Não
consigo escrever! Parece que se esgotou tudo o que me motiva a rimar versos,
inventar palavras, entoar estrofes. Estou vivendo um longo período de aridez
poética, por isso resolvi percebê-la, resolvi torna-la pública. Enquanto eu
fazia questão de não identifica-la, eu não fui capaz de conhecê-la, não fui
capaz de desprender-me do mundo material, não fui capaz de produzir versos,
poemas e canções. E agora ao torna-la pública, estou até escrevendo sobre ela.
Seria cômico se não fosse trágico, antes eu escrevia sobre as garotas e seus
belos sorrisos, a lua e as estrelas, a natureza e Deus, e agora encontro-me a
escrever sobre a arte de não ter inspirações para escrever. Se ao menos eu
soubesse de alguma receita que me auxiliasse a vencer esta falta de sensibilidade
artística, eu seguiria fielmente.
Por
acaso, você faz alguma ideia do que é perder a sensibilidade artística?

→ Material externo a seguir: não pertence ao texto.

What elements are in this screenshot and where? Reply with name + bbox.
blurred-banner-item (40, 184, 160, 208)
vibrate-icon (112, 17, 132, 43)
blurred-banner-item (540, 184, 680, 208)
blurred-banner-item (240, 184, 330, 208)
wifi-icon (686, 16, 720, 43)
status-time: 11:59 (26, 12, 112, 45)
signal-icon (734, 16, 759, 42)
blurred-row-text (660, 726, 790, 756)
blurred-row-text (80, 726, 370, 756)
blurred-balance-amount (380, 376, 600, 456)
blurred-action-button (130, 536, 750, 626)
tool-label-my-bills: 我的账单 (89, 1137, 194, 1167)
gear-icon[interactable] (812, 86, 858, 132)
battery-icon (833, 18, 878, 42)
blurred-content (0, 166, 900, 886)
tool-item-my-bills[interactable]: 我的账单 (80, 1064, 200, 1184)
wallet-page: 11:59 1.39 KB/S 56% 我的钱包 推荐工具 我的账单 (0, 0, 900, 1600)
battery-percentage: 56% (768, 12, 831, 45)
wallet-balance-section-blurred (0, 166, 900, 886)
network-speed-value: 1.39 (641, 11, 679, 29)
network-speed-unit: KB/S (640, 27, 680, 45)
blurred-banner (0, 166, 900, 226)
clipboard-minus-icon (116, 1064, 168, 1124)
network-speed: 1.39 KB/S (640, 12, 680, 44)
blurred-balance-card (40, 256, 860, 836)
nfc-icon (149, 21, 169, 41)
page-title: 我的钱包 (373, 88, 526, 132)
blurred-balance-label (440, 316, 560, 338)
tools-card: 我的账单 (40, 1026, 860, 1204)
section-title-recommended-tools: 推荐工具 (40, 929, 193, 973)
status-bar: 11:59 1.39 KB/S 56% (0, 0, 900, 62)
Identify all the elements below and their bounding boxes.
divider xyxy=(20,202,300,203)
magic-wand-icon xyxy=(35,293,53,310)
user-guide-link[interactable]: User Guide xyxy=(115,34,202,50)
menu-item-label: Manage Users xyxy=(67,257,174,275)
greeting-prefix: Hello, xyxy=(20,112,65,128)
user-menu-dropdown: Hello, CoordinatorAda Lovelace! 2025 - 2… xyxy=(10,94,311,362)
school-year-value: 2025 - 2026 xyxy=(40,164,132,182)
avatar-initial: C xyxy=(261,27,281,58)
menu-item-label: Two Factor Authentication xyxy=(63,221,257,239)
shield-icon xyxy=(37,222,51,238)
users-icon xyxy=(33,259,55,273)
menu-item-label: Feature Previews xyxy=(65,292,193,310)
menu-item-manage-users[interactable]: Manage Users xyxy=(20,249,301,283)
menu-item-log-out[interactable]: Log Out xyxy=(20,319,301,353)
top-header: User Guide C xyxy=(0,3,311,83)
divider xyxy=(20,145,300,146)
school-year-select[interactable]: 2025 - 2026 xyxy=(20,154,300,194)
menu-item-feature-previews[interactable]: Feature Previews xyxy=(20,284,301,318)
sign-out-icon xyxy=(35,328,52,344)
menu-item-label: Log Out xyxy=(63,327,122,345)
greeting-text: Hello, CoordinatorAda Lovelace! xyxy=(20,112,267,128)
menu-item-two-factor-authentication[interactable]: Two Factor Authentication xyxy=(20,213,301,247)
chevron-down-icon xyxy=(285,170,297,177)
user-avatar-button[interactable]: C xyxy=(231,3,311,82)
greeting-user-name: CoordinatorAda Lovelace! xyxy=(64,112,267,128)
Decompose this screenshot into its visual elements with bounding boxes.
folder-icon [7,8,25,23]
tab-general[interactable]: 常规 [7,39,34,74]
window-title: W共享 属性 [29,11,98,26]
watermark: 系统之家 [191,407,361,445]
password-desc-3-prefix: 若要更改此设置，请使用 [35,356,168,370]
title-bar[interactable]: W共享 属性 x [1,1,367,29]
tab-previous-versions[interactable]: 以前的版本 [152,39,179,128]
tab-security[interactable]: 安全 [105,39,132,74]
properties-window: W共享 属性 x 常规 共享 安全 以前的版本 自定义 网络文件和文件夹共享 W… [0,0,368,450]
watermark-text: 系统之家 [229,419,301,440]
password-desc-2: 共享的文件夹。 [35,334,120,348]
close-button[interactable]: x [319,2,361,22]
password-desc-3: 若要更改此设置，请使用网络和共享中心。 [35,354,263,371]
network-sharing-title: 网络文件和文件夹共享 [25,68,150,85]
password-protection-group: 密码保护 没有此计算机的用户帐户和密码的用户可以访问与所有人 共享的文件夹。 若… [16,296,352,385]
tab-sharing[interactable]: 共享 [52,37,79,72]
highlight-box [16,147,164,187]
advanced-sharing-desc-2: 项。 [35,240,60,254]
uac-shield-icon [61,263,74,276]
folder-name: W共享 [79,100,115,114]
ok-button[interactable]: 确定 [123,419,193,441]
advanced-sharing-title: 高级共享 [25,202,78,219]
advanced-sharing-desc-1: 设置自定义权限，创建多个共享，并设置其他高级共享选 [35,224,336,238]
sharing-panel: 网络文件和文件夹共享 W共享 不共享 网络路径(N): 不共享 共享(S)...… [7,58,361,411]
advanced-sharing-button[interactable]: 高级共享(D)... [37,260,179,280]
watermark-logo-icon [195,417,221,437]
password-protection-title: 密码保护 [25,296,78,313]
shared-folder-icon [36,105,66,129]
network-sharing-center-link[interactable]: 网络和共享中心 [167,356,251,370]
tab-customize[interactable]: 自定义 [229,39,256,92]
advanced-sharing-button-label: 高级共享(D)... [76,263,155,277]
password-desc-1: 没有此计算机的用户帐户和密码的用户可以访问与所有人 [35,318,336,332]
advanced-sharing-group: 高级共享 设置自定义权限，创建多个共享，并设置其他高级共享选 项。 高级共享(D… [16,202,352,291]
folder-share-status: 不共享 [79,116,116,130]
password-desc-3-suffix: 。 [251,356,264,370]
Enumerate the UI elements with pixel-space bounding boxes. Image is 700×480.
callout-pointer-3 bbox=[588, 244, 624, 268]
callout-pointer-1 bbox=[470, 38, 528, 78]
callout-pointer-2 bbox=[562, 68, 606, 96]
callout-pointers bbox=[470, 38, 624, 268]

Se não
sabe, vou tentar ilustrar aquilo que não pode ser visto, tocado ou percebido.
Tente imaginar uma pessoa que após viver longos anos fascinado pelas formas e
as cores e repentinamente perde a visão! Imagine um jovem esportista que é
condenado à tetra paralisia após a um grave acidente. Você foi capaz de
imaginar estas cenas? Se sim, então você deve estar começando a entender como é
a morte do artista. Sim, um artista não morre quando perde a vida, mas quando
perde a sensibilidade da vida.
Confesso,
estou morrendo, mas antes que a falta de sensibilidade sepulte a minha arte,
vou denunciar os meus assassinos. Essa aridez que corta a minha garganta e faz
com que a minha alma perambule por aí sem verso, rima ou melodia é apenas
reflexo das minhas próprias escolhas. Sim, é isso mesmo que você imaginou, eu estou me matando, pois
a minha vida artística depende das escolhas que fiz, que faço, e que vou
fazendo ao longo da história. O artista se consome quando deixa de acreditar em
tudo aquilo que lhe inspira, o artista morre quando a sua arte torna-se objeto
da sua realidade. Uma vez uma pessoa me disse que não acreditava na existência
de inspiração para escrever, e só hoje eu estou sendo capaz de compreender
isso. Realmente não existe inspiração, pois tudo o que inspira o artista sempre
esteve presente na realidade, mas nem sempre foi sentido, percebido ou
experimentado, como as pessoas, o universo, a natureza, enfim, que são os
principais objetos ousadamente transformados em vida. A diferença é que o
artista agrega estes elementos como parte do seu existir, e ele deixa de viver
quando passa a percebê-los como objeto, ou quando passa a não percebê-los.
Acho
que estou morrendo, eu já não vejo ou enxergo como antes, muitas coisas
deixaram de existir diante dos meus olhos, e o que era abstrato tornou-se
concreto. Esgotou-se a minha razão de existir.